|A real investment strategy is not a document or a forecast, but a viewpoint about how to respond to the forces at work around us.|
I am often admonished by my boxing trainer to breathe. Trying to control my footwork and find a proper response to an attack and put my punches in a logical sequence my brain can over-load and I forget to breathe. Time to back-up, clear the mind, regain focus and…breathe. While it is always a challenge to manage our investment portfolios, exceptional times add even more pressure, often leading to poor decision making. Or, just as often and just as bad, a refusal to make any decision. As the old saying goes, “Many a false step was made by standing still.”
So, we’re going to look at some ways to look at our portfolios and do some strategizing (which sounds a lot cooler than ‘financial planning’). Dislocations like the ones we’ve been experiencing during the pandemic suggest previous assumptions may no longer make sense, or even be viable. Time to review our financial performance measurements, think about our biases, make sure our plans (dreams) remain clearly in focus and…breathe.
Step one is to have an investment strategy.
A real investment strategy is not a document or a forecast, but a viewpoint about how to respond to the forces at work around us. A financial strategy simply answers the question, “What does my desired future look like?” What do you want? What do you want to achieve, do or have? And don’t make small plans or aim for easy goals – these do not have the power to push us to achieve the greatness we are capable of.
Next, think operationally.
What needs to be done to achieve success? What allows us to determine if the things we are doing supports our investment strategy, moving us closer to our goals? For any goal related activity, assign a probability of its value, and be honest about it. One way to think about tasks that don’t offer an obvious outcome is to admit, “I am not sure, this is why I am not sure, and this is roughly how unsure I am.” If you can’t convince yourself, or put the odds of success above 80%, then move on to the next idea.
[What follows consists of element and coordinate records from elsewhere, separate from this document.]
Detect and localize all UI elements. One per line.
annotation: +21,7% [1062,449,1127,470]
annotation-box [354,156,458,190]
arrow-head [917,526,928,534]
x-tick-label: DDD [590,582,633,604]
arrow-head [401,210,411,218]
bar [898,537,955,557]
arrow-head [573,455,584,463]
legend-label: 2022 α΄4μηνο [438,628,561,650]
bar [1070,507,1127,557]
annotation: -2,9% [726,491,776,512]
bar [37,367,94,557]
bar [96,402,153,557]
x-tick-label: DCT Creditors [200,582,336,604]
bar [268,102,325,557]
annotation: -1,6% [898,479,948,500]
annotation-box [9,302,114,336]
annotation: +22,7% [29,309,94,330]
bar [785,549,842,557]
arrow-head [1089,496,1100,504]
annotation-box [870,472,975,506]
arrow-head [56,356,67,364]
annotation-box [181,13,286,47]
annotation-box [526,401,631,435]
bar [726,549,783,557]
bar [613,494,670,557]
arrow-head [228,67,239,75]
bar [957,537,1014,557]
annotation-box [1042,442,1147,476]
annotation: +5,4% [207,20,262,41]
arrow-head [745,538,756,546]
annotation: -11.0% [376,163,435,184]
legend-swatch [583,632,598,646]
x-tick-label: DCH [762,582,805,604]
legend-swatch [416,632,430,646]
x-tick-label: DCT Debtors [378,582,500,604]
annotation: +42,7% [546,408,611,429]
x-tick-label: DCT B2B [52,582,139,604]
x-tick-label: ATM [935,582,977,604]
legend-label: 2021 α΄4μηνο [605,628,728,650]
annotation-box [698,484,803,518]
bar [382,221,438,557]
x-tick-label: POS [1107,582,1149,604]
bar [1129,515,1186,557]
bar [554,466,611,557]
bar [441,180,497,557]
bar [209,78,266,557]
How are you going to operate? How are you going to execute the tasks required to reach your financial goals? Bank (cash and certificates of deposit), brokerage (equities, fixed income, and debt instruments), realtor and/or property manager (real estate), or safe deposit box (gold and jewelry)? Do you want a support team, an investment advisor or are you a lone wolf? Regardless of your choice, there will be a cost involved, just accept that and move on. Remember, the biggest expense will likely be the mistakes you make, including not taking advice from people you are paid for guidance. While most of these types of decisions will only need to be made once, or twice, they can have a big impact on how hard it is to achieve your goals – if at all.
Finally, what are you going to do to limit your downside losses?
Every truly successful investor in the public eye will admit to worrying more about losses than profits. Making a profit on an investment is a possibility, but not certain, and is unlikely to be the result of anything you can influence. The risk of losing money on an investment is a reality and will happen, often because of something you do (or don’t do). If you are risk-averse and find yourself making quick decisions based on emotion or fear, how you answer the questions in the previous paragraph is critical. Investing in stocks and bonds is not a requirement for long term financial success. Saving is far important than investing and most financial problems are caused by debt.